1932-2009
"Kapalı alanda şapka takılmaz oğlum, böyle şeylere dikkat edelim" sözleri hep kulaklarımda çınlayacaktır Abdülkadir abinin, bir gün Cumhuriyet gazetesindeki odasına beni çağırıp uyardığında... Zamanın toy delikanlısı, spor servisinde oradan oraya öğrenme merakıyla koşturuken, müdürden şaka yoluyla "fırça" yediğini yaşı ilerledikçe anlayacaktır... Evet, abi o günden bugüne hep dikkat ettim kapalı alanlarda şapkamı çıkarmaya, sonra belki gazeteci olmadık, askerlik sonrası başka sektörden kazandık paramızı ama bir mektup yazarken, bir yazı yazarken, hep hatasız yazmaya özen gösterdik harfleri hep senin istediğin gibi... Zaman süratle geçer ama herkes yerinde durur zannederiz ya, yoğun koşturmaca içinde sevdiklerimizi ihmal ederiz, durmuyormuş Abdülkadir abi hiçbirşey yerinde, bunu sen de hatırlattın bu gidişinle...

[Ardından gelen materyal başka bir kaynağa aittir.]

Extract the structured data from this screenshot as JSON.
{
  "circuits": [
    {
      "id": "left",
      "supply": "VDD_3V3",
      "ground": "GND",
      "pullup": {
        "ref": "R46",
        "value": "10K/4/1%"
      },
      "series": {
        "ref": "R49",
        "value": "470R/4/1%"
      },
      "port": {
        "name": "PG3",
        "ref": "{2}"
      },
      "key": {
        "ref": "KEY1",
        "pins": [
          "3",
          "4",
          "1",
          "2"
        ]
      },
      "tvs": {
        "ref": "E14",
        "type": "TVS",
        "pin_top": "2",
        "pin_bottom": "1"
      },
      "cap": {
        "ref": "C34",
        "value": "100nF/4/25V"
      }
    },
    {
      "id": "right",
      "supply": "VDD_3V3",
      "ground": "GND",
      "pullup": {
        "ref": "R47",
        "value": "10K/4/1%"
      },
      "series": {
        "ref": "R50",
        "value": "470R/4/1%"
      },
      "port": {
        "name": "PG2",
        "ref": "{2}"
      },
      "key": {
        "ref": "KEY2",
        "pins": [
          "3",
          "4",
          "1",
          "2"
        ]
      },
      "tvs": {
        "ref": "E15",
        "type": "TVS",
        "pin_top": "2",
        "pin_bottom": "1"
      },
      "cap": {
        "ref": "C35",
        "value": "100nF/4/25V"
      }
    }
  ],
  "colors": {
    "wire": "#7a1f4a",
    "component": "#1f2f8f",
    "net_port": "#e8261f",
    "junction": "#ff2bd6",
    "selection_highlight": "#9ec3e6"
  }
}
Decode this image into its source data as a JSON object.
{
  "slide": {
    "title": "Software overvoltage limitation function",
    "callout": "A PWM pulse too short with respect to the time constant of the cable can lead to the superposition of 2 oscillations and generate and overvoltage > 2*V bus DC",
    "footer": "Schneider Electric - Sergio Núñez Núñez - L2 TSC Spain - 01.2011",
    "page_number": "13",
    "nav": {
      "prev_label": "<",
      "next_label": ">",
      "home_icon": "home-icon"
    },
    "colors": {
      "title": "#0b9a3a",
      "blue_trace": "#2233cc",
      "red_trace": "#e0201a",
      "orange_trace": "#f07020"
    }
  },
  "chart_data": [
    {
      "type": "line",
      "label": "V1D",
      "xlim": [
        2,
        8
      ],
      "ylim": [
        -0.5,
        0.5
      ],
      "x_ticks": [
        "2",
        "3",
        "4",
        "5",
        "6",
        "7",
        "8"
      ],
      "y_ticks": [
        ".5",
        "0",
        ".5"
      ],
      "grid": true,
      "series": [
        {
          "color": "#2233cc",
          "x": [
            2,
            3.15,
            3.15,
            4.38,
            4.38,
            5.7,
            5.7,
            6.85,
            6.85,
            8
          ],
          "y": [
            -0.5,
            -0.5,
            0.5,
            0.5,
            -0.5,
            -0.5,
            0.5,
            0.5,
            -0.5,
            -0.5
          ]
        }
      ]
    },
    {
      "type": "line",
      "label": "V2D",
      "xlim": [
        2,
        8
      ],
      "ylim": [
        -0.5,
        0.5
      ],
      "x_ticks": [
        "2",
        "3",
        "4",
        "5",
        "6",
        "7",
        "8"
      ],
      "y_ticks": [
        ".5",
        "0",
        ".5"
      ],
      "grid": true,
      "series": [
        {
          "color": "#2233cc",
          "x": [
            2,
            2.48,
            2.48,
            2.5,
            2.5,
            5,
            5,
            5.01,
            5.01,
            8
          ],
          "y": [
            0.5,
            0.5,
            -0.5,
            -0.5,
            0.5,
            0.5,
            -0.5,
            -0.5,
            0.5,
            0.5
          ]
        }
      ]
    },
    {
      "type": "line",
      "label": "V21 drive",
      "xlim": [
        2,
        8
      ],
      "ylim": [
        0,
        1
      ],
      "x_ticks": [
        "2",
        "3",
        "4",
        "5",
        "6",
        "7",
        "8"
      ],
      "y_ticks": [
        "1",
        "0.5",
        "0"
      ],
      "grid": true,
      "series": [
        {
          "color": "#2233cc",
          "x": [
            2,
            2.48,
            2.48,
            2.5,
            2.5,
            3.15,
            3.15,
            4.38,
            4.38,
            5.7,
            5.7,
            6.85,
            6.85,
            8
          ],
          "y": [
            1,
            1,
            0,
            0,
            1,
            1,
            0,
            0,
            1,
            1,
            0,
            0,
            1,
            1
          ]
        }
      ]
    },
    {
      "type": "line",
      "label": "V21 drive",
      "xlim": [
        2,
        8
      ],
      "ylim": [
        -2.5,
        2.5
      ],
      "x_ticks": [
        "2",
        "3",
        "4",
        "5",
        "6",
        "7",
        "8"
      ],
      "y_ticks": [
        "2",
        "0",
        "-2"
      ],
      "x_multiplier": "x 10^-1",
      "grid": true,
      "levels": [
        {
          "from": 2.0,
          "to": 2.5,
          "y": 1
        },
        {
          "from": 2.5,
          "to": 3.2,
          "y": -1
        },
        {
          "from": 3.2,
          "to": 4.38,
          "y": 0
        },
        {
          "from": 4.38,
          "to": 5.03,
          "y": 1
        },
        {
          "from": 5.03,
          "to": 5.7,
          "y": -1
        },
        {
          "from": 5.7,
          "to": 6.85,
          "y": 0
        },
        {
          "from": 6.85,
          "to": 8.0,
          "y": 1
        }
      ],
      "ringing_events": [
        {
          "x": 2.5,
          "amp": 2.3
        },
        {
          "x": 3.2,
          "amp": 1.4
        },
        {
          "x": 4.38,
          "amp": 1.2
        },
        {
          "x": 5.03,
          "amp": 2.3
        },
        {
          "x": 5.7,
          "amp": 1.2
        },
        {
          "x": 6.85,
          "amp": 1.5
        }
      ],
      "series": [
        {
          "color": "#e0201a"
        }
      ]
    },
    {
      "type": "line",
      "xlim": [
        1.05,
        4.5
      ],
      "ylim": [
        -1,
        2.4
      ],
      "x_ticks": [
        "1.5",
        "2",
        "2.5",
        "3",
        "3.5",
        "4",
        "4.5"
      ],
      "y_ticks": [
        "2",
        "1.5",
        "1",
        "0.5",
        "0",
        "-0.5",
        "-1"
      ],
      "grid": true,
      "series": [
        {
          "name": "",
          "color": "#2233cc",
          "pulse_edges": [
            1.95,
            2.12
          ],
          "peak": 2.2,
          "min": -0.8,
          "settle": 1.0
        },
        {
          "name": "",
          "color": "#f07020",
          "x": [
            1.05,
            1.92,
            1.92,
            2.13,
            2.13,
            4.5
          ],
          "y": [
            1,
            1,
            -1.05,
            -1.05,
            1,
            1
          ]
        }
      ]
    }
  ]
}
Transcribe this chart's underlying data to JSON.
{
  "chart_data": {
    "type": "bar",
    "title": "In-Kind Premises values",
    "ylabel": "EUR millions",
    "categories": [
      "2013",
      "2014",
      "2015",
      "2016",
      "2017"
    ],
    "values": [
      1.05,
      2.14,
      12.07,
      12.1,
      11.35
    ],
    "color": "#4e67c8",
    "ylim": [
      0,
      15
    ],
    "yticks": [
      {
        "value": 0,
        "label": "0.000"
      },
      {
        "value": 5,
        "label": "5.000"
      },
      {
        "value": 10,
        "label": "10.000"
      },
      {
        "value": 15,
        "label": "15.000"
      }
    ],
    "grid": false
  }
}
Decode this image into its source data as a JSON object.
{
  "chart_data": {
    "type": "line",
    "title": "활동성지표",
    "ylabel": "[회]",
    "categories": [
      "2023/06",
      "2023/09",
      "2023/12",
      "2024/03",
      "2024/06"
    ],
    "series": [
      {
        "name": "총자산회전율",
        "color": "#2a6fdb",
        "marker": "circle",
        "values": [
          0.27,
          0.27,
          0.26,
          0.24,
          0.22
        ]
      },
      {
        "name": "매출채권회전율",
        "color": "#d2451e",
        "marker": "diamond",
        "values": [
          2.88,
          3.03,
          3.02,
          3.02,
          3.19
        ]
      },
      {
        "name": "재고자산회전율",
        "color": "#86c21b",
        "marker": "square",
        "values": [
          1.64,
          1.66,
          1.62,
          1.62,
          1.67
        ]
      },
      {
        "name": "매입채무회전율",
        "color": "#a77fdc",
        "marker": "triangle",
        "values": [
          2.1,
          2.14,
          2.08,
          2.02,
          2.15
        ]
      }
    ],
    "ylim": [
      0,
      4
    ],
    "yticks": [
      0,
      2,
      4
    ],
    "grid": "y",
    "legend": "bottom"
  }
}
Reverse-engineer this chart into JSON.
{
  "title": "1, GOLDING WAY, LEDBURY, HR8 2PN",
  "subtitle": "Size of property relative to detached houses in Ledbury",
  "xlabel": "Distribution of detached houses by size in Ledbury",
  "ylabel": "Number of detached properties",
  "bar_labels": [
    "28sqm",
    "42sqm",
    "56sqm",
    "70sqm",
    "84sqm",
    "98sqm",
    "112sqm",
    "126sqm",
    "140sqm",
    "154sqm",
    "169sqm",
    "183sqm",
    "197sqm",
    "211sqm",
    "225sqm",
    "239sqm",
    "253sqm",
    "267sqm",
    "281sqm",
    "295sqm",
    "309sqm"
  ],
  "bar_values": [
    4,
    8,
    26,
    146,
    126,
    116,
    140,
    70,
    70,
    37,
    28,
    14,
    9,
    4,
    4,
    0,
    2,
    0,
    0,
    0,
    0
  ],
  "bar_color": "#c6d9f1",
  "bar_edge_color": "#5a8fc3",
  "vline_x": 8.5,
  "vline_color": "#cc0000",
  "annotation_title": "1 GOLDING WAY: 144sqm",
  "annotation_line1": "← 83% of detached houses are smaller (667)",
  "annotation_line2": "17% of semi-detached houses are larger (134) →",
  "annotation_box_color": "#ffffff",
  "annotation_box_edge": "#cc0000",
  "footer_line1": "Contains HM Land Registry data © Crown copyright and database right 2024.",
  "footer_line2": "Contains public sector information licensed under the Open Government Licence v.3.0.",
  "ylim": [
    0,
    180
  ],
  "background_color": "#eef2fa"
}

Umarım gittiğin yerde huzur içinde yatarsın...Mekanın cennet olsun...
Levent Abi, senin de başın sağ olsun...
Abdülkadir Yücelman bizim spor basının “Abdül abi”siydi. Meslekte abilikle tanımlanan her türlü özellik onda vardı. Gazeteciliğin vazgeçilmez ilkelerini kıskançlıkla savunur, sporseverliği kabul eder, taraftarlığa asla izin vermezdi.
Bilgi noksanıyla onun yanına gidip konuşamazdınız. Sinirlenir ve azarlardı. Gerçek bir haberci, soru sorma uzmanı ve inatçı bir sporseverdi. Heyecanlarını gizler, olayı aklıyla analiz etmeye çalışır ve sonunda hükmünü koyardı.
Kavgacı değil, onurlu bir ustaydı. Müşfikti. Elinden tuttuğu gençler bugün bu mesleğin en parlak ve en başarılı örnekleri olarak çalışıyor. Köşe yazarları, genel yayın yönetmenleri, yazı işleri müdürleri ve hatta siyaset yorumcularının çoğu Abdül abinin rahle-i tedrisinden geçmiştir. Abdül abinin anılarına saygı duymak boynumuzun borcudur. Ölümsüz bir örnek olarak Namık abinin, İslam abinin yanına gidiyor. Vah bize!